O protesto contra o colonialismo “liberal ocidental” foi um quadro bem sucedido para as experiências diárias da fracassada transição neoliberal após 1989. Tematizou efetivamente o que a crise econômica de 2008 deixou exposto: dependência das finanças ocidentais, recuperação falhada e aprofundamento das desigualdades sociais. A “carta da colônia” não é jogada para sair da União Europeia (como aconteceu com o Brexit no Reino Unido), mas para conseguir uma melhor posição negocial dentro dela.
Um argumento excepcionalista e de país pequeno, de que a Hungria “nunca teve colônias” e “nunca teve escravos”, permitiu-lhe escapar à culpa colonialista branca. Alguns propagandistas governamentais, como Márton Békés, dividiram a-historicamente a União Europeia em “colonizadores” ocidentais e “não colonizadores” orientais (curiosamente, seguindo a antiga Cortina de Ferro).
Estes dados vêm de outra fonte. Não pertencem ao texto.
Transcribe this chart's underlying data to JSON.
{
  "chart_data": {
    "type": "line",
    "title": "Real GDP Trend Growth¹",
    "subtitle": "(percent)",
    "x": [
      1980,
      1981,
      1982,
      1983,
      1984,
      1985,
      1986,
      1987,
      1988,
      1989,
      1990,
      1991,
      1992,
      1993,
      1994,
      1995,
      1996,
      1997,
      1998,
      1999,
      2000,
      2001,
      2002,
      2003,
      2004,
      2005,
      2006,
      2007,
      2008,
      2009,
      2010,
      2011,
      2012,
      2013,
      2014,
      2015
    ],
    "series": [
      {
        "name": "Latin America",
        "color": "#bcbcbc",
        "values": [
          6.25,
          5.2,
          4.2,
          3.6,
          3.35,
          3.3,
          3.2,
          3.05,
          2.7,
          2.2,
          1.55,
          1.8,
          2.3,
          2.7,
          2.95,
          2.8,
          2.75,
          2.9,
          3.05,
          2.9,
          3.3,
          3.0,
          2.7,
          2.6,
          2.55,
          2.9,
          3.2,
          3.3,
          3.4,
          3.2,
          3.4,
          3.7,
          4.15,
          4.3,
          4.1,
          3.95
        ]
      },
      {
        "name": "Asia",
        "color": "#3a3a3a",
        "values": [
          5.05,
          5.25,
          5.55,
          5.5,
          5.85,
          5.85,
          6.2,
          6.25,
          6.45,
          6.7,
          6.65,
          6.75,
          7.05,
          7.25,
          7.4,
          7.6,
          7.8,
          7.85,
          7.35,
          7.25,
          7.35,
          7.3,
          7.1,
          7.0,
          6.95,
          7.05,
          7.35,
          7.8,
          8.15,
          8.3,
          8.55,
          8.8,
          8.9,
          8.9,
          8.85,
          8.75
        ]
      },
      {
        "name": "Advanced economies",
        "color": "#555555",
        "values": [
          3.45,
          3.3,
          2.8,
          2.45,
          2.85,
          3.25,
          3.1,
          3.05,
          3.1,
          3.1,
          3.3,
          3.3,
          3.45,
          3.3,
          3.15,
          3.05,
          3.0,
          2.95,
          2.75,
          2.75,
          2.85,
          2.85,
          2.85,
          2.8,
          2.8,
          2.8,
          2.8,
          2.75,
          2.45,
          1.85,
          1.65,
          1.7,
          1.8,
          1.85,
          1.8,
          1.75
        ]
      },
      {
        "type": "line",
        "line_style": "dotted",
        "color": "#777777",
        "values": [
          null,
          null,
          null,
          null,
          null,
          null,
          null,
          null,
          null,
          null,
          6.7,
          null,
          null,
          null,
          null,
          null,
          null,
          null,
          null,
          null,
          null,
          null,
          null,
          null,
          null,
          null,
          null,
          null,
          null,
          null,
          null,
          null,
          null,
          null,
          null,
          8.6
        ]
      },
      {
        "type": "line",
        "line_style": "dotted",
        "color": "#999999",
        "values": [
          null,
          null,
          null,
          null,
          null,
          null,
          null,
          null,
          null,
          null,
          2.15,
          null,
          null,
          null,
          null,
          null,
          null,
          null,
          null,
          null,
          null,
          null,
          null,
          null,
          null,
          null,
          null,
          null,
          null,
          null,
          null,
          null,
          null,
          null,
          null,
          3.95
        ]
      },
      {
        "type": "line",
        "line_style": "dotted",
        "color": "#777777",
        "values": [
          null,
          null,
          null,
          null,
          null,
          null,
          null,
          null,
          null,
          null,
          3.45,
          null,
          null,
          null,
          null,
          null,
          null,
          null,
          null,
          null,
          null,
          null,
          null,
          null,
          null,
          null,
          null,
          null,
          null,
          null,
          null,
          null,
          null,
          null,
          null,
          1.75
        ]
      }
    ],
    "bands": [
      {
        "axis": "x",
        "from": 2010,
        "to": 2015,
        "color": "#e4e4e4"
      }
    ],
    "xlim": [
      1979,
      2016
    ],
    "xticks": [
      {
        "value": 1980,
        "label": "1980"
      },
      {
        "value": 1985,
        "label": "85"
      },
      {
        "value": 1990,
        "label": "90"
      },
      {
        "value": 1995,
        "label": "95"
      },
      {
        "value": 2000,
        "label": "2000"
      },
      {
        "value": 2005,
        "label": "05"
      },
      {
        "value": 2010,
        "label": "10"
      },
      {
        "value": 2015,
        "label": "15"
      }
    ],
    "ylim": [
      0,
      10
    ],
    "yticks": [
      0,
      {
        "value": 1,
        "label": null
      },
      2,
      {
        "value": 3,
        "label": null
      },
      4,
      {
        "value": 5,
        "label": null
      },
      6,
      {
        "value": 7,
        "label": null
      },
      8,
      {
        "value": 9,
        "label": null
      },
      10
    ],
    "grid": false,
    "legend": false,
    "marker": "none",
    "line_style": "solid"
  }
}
Esta retórica de posicionamento ajudou a forjar uma Europa central nova e iliberal.
É uma ideia dilacerada por reações divergentes à terrível guerra na Ucrânia: enquanto a Polônia prega uma “Europa pré-guerra”, a Hungria “quer a paz”, negando a agressão russa. No entanto, os críticos ocidentais ignoram como esta ideologia de intercessão serve a posição intermediária global de um Estado húngaro desenvolvimentista.
O anticolonialismo de Orbán garantiu os interesses energéticos e de segurança da Hungria face à Rússia e sustentou a sua “abertura oriental” para atrair investimento do Leste Asiático através da “nova Rota da Seda Chinesa”, diversificando assim uma economia dependente do Ocidente, anteriormente dependente, sobre empréstimos do Fundo Monetário Internacional e do capital alemão. Embora os críticos destaquem o crescente isolamento político e o recuo democrático de Orbán, a sua retórica anticolonial ajudou a recrutar aliados antiocidentais ao reconstruir as relações com o Sul global originalmente estabelecidas (numa outra ironia histórica) através do anticolonialismo que denunciou o Ocidente de semelhante forma no período do socialismo de estado.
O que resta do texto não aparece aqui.